To begin the weekend, 75 family members met at the Ramada Inn near Bryan, Ohio, for a Friday night dinner. The next morning, 50 people attended a brunch at the home of Bruce and Leah Rutledge in Waldron. Next came a visit to the Todd and Rita Rutledge home outside of Waldron for an afternoon of swimming and games.

That night, the cousins got together at the Rush and Rhea Taylor home where Joey and Janet Taylor now live with their daughter, Lauren. The brothers and sisters met for dinner at a Wauseon restaurant—an event organized by Dee and Loree Clark. Several people attended Sunday morning services at the former family church in Munson.

It was finally time for the big event—the anniversary potluck at the Taylor homestead near West Unity, attended by 140 guests. Family member Doris Grim now lives in the house after other members pitched in to fix it up. Tours of the home were given and hayrides through the countryside were taken, including a trip through the covered bridge at Lockport.

A family tree was painted on the inside of a barn at the homestead and each family filled in its information. A ladder was needed to reach parts of branches.

In addition to the big meal, there was also home-made ice cream.

“It was a tradition that we always had home-made ice cream in tin cups,” Mildren said.

One year, the original cups were decorated and distributed as keepsakes.

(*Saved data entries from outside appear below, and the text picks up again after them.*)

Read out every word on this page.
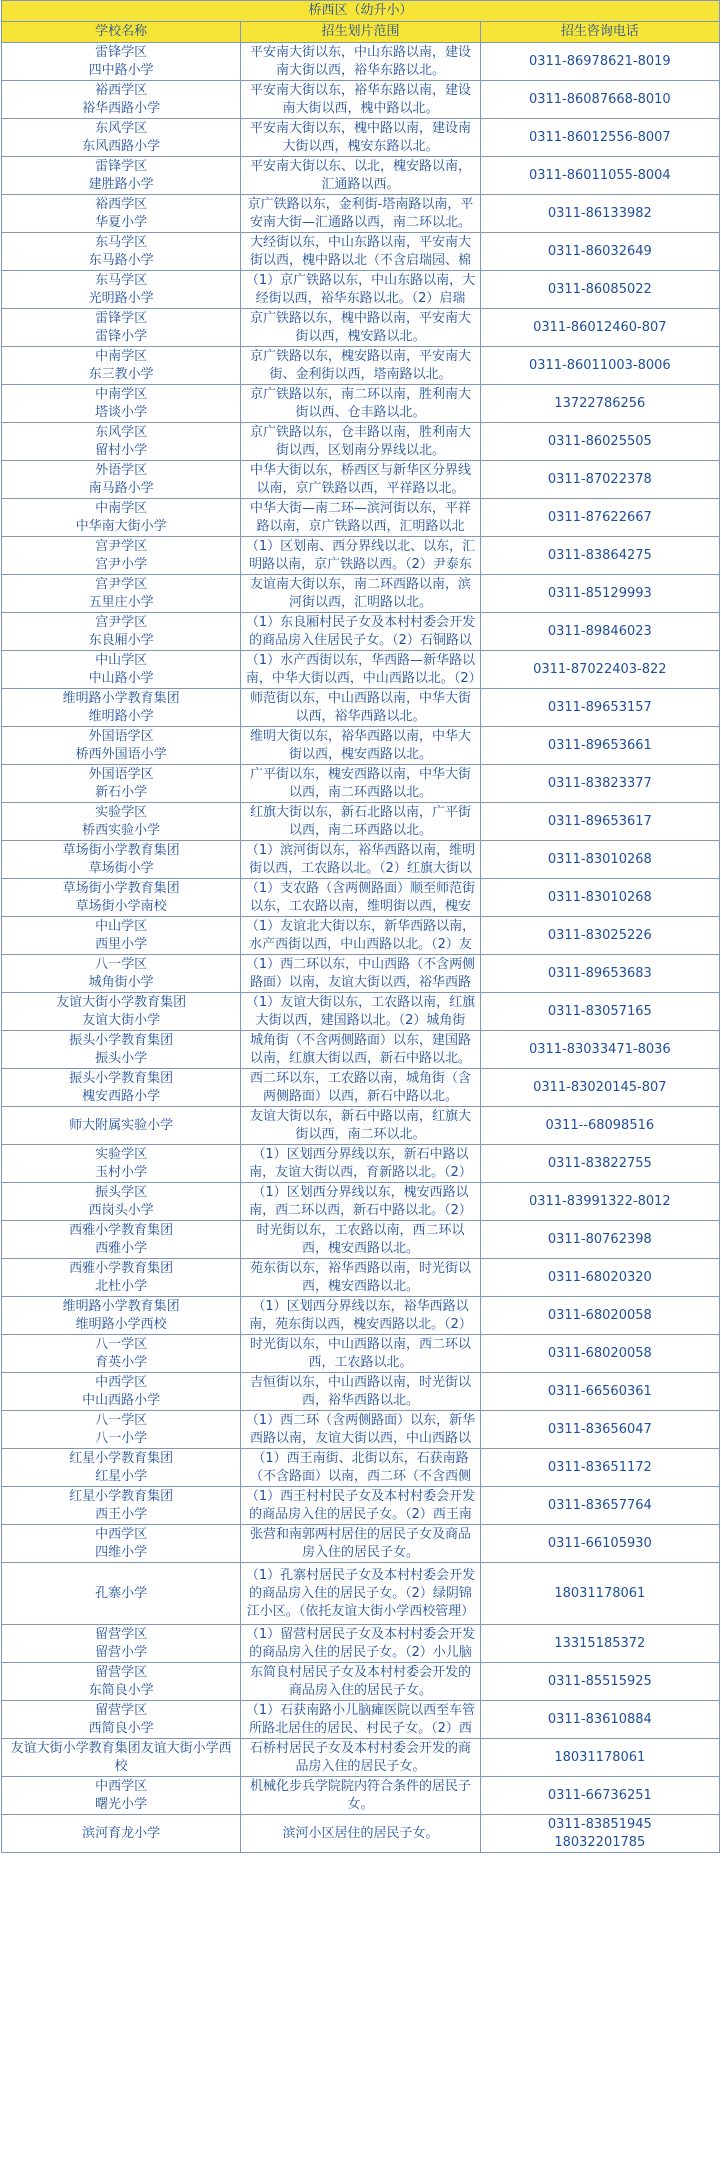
桥西区（幼升小）		
学校名称	招生划片范围	招生咨询电话

雷锋学区
四中路小学	平安南大街以东，中山东路以南，建设南大街以西，裕华东路以北。	0311-86978621-8019

裕西学区
裕华西路小学	平安南大街以东，裕华东路以南，建设南大街以西，槐中路以北。	0311-86087668-8010

东风学区
东风西路小学	平安南大街以东，槐中路以南，建设南大街以西，槐安东路以北。	0311-86012556-8007

雷锋学区
建胜路小学	平安南大街以东、以北，槐安路以南，汇通路以西。	0311-86011055-8004

裕西学区
华夏小学	京广铁路以东，金利街-塔南路以南，平安南大街—汇通路以西，南二环以北。	0311-86133982

东马学区
东马路小学	大经街以东，中山东路以南，平安南大街以西，槐中路以北（不含启瑞园、棉	0311-86032649

东马学区
光明路小学	（1）京广铁路以东，中山东路以南，大经街以西，裕华东路以北。（2）启瑞	0311-86085022

雷锋学区
雷锋小学	京广铁路以东，槐中路以南，平安南大街以西，槐安路以北。	0311-86012460-807

中南学区
东三教小学	京广铁路以东，槐安路以南，平安南大街、金利街以西，塔南路以北。	0311-86011003-8006

中南学区
塔谈小学	京广铁路以东，南二环以南，胜利南大街以西、仓丰路以北。	13722786256

东风学区
留村小学	京广铁路以东，仓丰路以南，胜利南大街以西，区划南分界线以北。	0311-86025505

外语学区
南马路小学	中华大街以东，桥西区与新华区分界线以南，京广铁路以西，平祥路以北。	0311-87022378

中南学区
中华南大街小学	中华大街—南二环—滨河街以东，平祥路以南，京广铁路以西，汇明路以北	0311-87622667

宫尹学区
宫尹小学	（1）区划南、西分界线以北、以东，汇明路以南，京广铁路以西。（2）尹泰东	0311-83864275

宫尹学区
五里庄小学	友谊南大街以东，南二环西路以南，滨河街以西，汇明路以北。	0311-85129993

宫尹学区
东良厢小学	（1）东良厢村民子女及本村村委会开发的商品房入住居民子女。（2）石铜路以	0311-89846023

中山学区
中山路小学	（1）水产西街以东，华西路—新华路以南，中华大街以西，中山西路以北。（2）	0311-87022403-822

维明路小学教育集团
维明路小学	师范街以东，中山西路以南，中华大街以西，裕华西路以北。	0311-89653157

外国语学区
桥西外国语小学	维明大街以东，裕华西路以南，中华大街以西，槐安西路以北。	0311-89653661

外国语学区
新石小学	广平街以东，槐安西路以南，中华大街以西，南二环西路以北。	0311-83823377

实验学区
桥西实验小学	红旗大街以东，新石北路以南，广平街以西，南二环西路以北。	0311-89653617

草场街小学教育集团
草场街小学	（1）滨河街以东，裕华西路以南，维明街以西，工农路以北。（2）红旗大街以	0311-83010268

草场街小学教育集团
草场街小学南校	（1）支农路（含两侧路面）顺至师范街以东，工农路以南，维明街以西，槐安	0311-83010268

中山学区
西里小学	（1）友谊北大街以东，新华西路以南，水产西街以西，中山西路以北。（2）友	0311-83025226

八一学区
城角街小学	（1）西二环以东，中山西路（不含两侧路面）以南，友谊大街以西，裕华西路	0311-89653683

友谊大街小学教育集团
友谊大街小学	（1）友谊大街以东，工农路以南，红旗大街以西，建国路以北。（2）城角街	0311-83057165

振头小学教育集团
振头小学	城角街（不含两侧路面）以东，建国路以南，红旗大街以西，新石中路以北。	0311-83033471-8036

振头小学教育集团
槐安西路小学	西二环以东，工农路以南，城角街（含两侧路面）以西，新石中路以北。	0311-83020145-807

师大附属实验小学	友谊大街以东，新石中路以南，红旗大街以西，南二环以北。	0311--68098516

实验学区
玉村小学	（1）区划西分界线以东，新石中路以南，友谊大街以西，育新路以北。（2）	0311-83822755

振头学区
西岗头小学	（1）区划西分界线以东，槐安西路以南，西二环以西，新石中路以北。（2）	0311-83991322-8012

西雅小学教育集团
西雅小学	时光街以东，工农路以南，西二环以西，槐安西路以北。	0311-80762398

西雅小学教育集团
北杜小学	苑东街以东，裕华西路以南，时光街以西，槐安西路以北。	0311-68020320

维明路小学教育集团
维明路小学西校	（1）区划西分界线以东，裕华西路以南，苑东街以西，槐安西路以北。（2）	0311-68020058

八一学区
育英小学	时光街以东，中山西路以南，西二环以西，工农路以北。	0311-68020058

中西学区
中山西路小学	吉恒街以东，中山西路以南，时光街以西，裕华西路以北。	0311-66560361

八一学区
八一小学	（1）西二环（含两侧路面）以东，新华西路以南，友谊大街以西，中山西路以	0311-83656047

红星小学教育集团
红星小学	（1）西王南街、北街以东，石获南路（不含路面）以南，西二环（不含西侧	0311-83651172

红星小学教育集团
西王小学	（1）西王村村民子女及本村村委会开发的商品房入住的居民子女。（2）西王南	0311-83657764

中西学区
四维小学	张营和南郭两村居住的居民子女及商品房入住的居民子女。	0311-66105930

孔寨小学	（1）孔寨村居民子女及本村村委会开发的商品房入住的居民子女。（2）绿阴锦江小区。（依托友谊大街小学西校管理）	18031178061

留营学区
留营小学	（1）留营村居民子女及本村村委会开发的商品房入住的居民子女。（2）小儿脑	13315185372

留营学区
东简良小学	东简良村居民子女及本村村委会开发的商品房入住的居民子女。	0311-85515925

留营学区
西简良小学	（1）石获南路小儿脑瘫医院以西至车管所路北居住的居民、村民子女。（2）西	0311-83610884

友谊大街小学教育集团友谊大街小学西校	石桥村居民子女及本村村委会开发的商品房入住的居民子女。	18031178061

中西学区
曙光小学	机械化步兵学院院内符合条件的居民子女。	0311-66736251

滨河育龙小学	滨河小区居住的居民子女。	0311-83851945
18032201785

A lot of planning went into this year’s festivities—a job handled by five sisters: Mildred and Loree from Munson, Ruth from Florida, Carol Jean from Mississippi and Leah from Waldron.

“We get together once a year to plan it,” Mildred said.

That might lead to a trip to Mississippi or a golf outing at De-Mor Hills near Morenci.

“Every place we’ve been we’ve had fun.”

Although former family secretary O.A. Taylor is gone—her tombstone notes her 65 years of service—others have taken her place and the annual event continues. Mildred expects future gatherings to be just as genial as those in the past.

“We’ve always had such a good time whenever we got together.”